The bill would revise eligibility requirements for reimbursements to alternative birth centers, including applicable certification requirements. This bill would make the exclusion of adult dental services effective only through December 31, 2017, as specified. The bill would make optometric and optician services a covered benefit under the Medi-Cal program, contingent upon the Legislature including funding for these services in the state budget process, as specified.

This bill would require the department to follow specified calculations if the determinations pursuant to the interim reconciliation of payments, adjustments, and final audits result in total federal disproportionate share hospital funds claimable for distribution that, in combination with the payment adjustments made to nondesignated public hospitals, as defined, for the same year, are less than the applicable federal disproportionate share hospital allotment.
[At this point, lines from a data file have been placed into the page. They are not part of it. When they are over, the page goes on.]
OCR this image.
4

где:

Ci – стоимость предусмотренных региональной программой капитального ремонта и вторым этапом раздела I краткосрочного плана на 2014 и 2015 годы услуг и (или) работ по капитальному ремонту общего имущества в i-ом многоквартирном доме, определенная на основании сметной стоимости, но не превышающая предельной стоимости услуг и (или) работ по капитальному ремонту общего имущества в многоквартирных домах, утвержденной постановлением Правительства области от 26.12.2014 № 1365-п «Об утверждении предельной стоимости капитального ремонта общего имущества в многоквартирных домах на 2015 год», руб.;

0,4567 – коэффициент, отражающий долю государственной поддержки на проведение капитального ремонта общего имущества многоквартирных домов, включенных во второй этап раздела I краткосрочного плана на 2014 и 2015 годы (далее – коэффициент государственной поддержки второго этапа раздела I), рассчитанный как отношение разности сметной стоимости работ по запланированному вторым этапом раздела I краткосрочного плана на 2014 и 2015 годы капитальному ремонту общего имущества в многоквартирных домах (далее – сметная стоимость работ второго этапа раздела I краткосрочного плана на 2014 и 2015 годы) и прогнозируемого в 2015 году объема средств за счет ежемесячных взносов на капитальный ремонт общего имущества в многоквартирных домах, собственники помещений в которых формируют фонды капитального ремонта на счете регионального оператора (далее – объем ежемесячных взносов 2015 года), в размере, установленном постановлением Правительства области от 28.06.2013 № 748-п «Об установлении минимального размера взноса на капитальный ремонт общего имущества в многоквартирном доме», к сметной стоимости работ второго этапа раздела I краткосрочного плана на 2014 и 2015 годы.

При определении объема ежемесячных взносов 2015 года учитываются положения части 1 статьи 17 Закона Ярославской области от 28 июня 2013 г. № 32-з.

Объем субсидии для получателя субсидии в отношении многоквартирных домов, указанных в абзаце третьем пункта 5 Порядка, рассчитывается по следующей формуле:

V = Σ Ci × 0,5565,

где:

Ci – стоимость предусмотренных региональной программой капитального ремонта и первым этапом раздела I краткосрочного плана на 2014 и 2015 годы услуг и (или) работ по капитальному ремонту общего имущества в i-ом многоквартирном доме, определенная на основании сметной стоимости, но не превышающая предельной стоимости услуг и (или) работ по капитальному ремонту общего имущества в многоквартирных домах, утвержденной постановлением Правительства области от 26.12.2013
The bill would also require the department to perform specified revised distribution calculations under designated circumstances. This bill would require the department, if the affiliated governmental entity for the designated public hospital is a county subject to specified provisions relating to redirection of funds for services to indigent persons, to determine how to account for whether any additional payment amount distributed to the hospital would otherwise have affected, if at all, the county’s redirection obligation for the 2014–15 fiscal year, as specified, and to determine any necessary adjustments.

This bill, among other things, would modify the way in which reimbursement to Medi-Cal pharmacy providers is calculated by, in part, requiring the department to implement a drug ingredient cost reimbursement methodology based on actual acquisition cost, as defined, and, effective for dates of service on or after April 1, 2017, a dispensing fee that is based upon a pharmacy’s total annual claim volume of the previous year, as specified, and would require the department to reimburse physician-administered drugs that are blood factors, as defined, at an amount that does not exceed 120% of the average sales prices of the last quarter reported.